工房をたずねて

兵頭恵子

工房をたずねて 兵頭恵子

夏の風物詩、うちわ。ふうわりひと扇ぎすると、心地いい涼を感じさせてくれます。
全国シェアの9割を誇る丸亀うちわは江戸時代、こんぴら参りの土産物として始まり、地場産業に発展。
1997年に国の伝統的工芸品に指定されました。竹から1本のうちわができるまでには47の工程があり、2~3週間もの時間がかかます。竹、木綿糸、和紙など自然の素材を使い、職人の手で1本1本作られる丸亀うちわは、持ちやすくてほどよくしなり、やわらかい風を運んでくれます。
 そんな丸亀うちわに魅せられた兵頭恵子さんは、50歳を前に後継者育成事業の7期生に応募し、職人の道へ入りました。小柄な体で竹を割ったり削ったり。自宅作業のほか、丸亀市の「うちわの港ミュージアム」でも実演を行っています。

丸亀うちわができるまで

うちわ作りに使うのは、県内産の真竹。一定の幅に割り、内側の節を削った竹を「切り込み機」で穂先から10cmくらい切り込みを入れ、同じ感覚で裂いていきます。
その後、節に弓竹を通して「穂骨」を糸で編んでいく「付」(つけ)という作業へ。兵頭さんは「ここが一番の難しいところ。竹を扱うのに力は必要だけど、力だけじゃだめ。ちょっとしたコツがいるんよ」と、器用に糸を交差させながら、編み進めていきます。専用の道具を使って網目を整えながら広げていくと、だんだんとうちわらしい形になっていきます。「骨」ができたらのりをつけて紙や布を貼り、余分なところを切り落とし、周囲にへり紙と耳を貼って、ようやく完成となります。

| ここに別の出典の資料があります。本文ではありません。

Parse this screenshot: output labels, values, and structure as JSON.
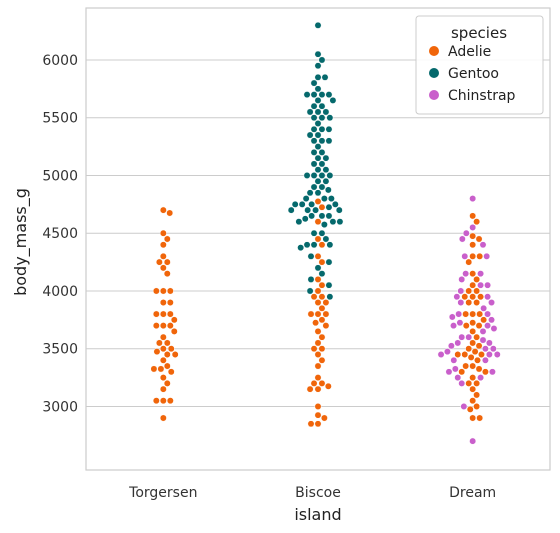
{
  "chart_data": {
    "type": "scatter",
    "subtype": "swarm",
    "title": "",
    "xlabel": "island",
    "ylabel": "body_mass_g",
    "categories": [
      "Torgersen",
      "Biscoe",
      "Dream"
    ],
    "ylim": [
      2450,
      6450
    ],
    "yticks": [
      3000,
      3500,
      4000,
      4500,
      5000,
      5500,
      6000
    ],
    "grid": "horizontal",
    "legend": {
      "title": "species",
      "placement": "top-right"
    },
    "series": [
      {
        "name": "Adelie",
        "color": "#f0650a",
        "values_by_category": {
          "Torgersen": [
            4700,
            4675,
            4500,
            4450,
            4400,
            4300,
            4250,
            4250,
            4200,
            4150,
            4000,
            4000,
            4000,
            3900,
            3900,
            3800,
            3800,
            3800,
            3750,
            3700,
            3700,
            3700,
            3650,
            3600,
            3550,
            3550,
            3500,
            3500,
            3475,
            3450,
            3450,
            3400,
            3350,
            3325,
            3325,
            3300,
            3250,
            3200,
            3150,
            3050,
            3050,
            3050,
            2900
          ],
          "Biscoe": [
            4775,
            4725,
            4600,
            4450,
            4400,
            4300,
            4250,
            4100,
            4050,
            4000,
            3950,
            3950,
            3900,
            3900,
            3850,
            3800,
            3800,
            3800,
            3750,
            3725,
            3700,
            3650,
            3600,
            3550,
            3500,
            3500,
            3450,
            3400,
            3350,
            3250,
            3200,
            3200,
            3175,
            3150,
            3150,
            3000,
            2925,
            2900,
            2850,
            2850
          ],
          "Dream": [
            4650,
            4600,
            4475,
            4450,
            4400,
            4300,
            4300,
            4250,
            4150,
            4100,
            4050,
            4000,
            4000,
            3950,
            3950,
            3950,
            3900,
            3900,
            3800,
            3800,
            3800,
            3750,
            3725,
            3700,
            3700,
            3650,
            3600,
            3550,
            3525,
            3500,
            3475,
            3450,
            3450,
            3450,
            3425,
            3400,
            3350,
            3350,
            3325,
            3300,
            3300,
            3250,
            3200,
            3200,
            3150,
            3100,
            3050,
            3000,
            2975,
            2900,
            2900
          ]
        }
      },
      {
        "name": "Gentoo",
        "color": "#05696c",
        "values_by_category": {
          "Biscoe": [
            6300,
            6050,
            6000,
            5950,
            5850,
            5850,
            5800,
            5750,
            5700,
            5700,
            5700,
            5700,
            5650,
            5650,
            5600,
            5600,
            5550,
            5550,
            5550,
            5500,
            5500,
            5500,
            5450,
            5400,
            5400,
            5400,
            5350,
            5350,
            5300,
            5300,
            5300,
            5250,
            5200,
            5200,
            5150,
            5150,
            5100,
            5100,
            5050,
            5050,
            5000,
            5000,
            5000,
            5000,
            4950,
            4950,
            4900,
            4900,
            4875,
            4850,
            4850,
            4800,
            4800,
            4800,
            4750,
            4750,
            4750,
            4750,
            4725,
            4700,
            4700,
            4700,
            4700,
            4650,
            4650,
            4650,
            4625,
            4600,
            4600,
            4600,
            4575,
            4500,
            4500,
            4450,
            4400,
            4400,
            4400,
            4375,
            4300,
            4250,
            4200,
            4150,
            4100,
            4050,
            4000,
            3950
          ]
        }
      },
      {
        "name": "Chinstrap",
        "color": "#c95fcb",
        "values_by_category": {
          "Dream": [
            4800,
            4550,
            4500,
            4450,
            4400,
            4300,
            4300,
            4150,
            4150,
            4100,
            4050,
            4050,
            4000,
            3950,
            3950,
            3900,
            3900,
            3850,
            3800,
            3800,
            3775,
            3750,
            3725,
            3700,
            3700,
            3675,
            3650,
            3600,
            3600,
            3575,
            3550,
            3550,
            3525,
            3500,
            3500,
            3475,
            3450,
            3450,
            3450,
            3400,
            3400,
            3325,
            3300,
            3300,
            3250,
            3250,
            3200,
            3000,
            2700
          ]
        }
      }
    ]
  }
}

兵頭さんは伝統的な丸亀うちわのほか、オリジナルの創作うちわにも取り組んでいます。
鞄に入れて持ち歩ける、友禅和紙を貼ったミニうちわ(収納袋付き)や、握力の弱い人が持ちやすいよう、ストッパーをつけた「楽竹うちわ」など、女性ならではの細やかな感性が光る新作が、次々と生まれています。

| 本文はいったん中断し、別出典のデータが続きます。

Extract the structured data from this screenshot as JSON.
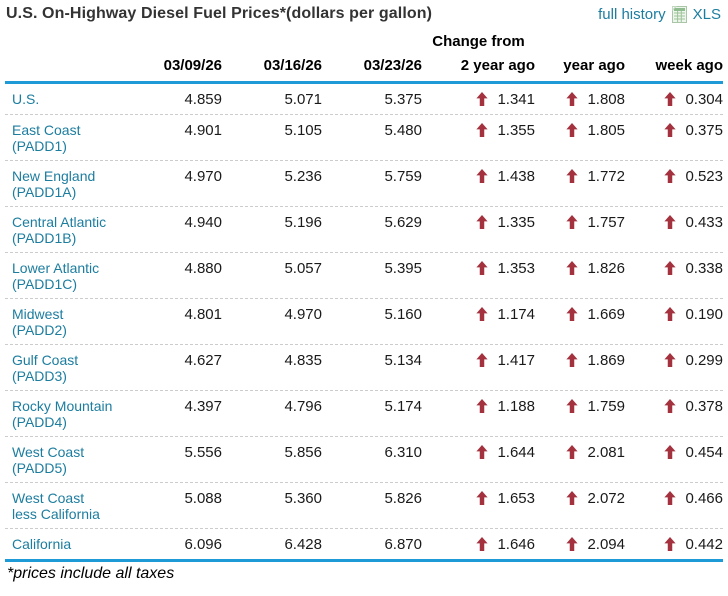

「何本作ってもまだ、最高と思えるものは作れていない」と話す兵頭さんは、新たな挑戦として2013年、夏場だけではなく通年使える「サヌキモノウチワ」を発表しました。高松市在住のイラストレーター、オビカカズミさんとのコラボレーションで生まれたうちわは、お相撲さんや鯛、松など香川にちなんだイラストが描かれた阿波和紙を使っています。カタチも遊び心がいっぱいで、扇いでも飾っても絵になるので、贈り物としても喜ばれそうです。「なるべく使い勝手がいいようにと、いつも考えています。長くやっていると足も腰も痛むけど、好きなことだから仕方がない」と、はにかむように笑う兵頭さんは、職人になって11回目の夏を迎えます。手には小さな傷やマメが絶えず、削った竹で洋服が汚れても「丁寧に、丁寧に」仕事をする兵頭さんを見ていると、うちわ作りへの静かな情熱が伝わってきます。高知の土佐和紙や香川の保多織など、様々な素材を使っての創作にも取り組んでおり、今後の展開がますます楽しみです。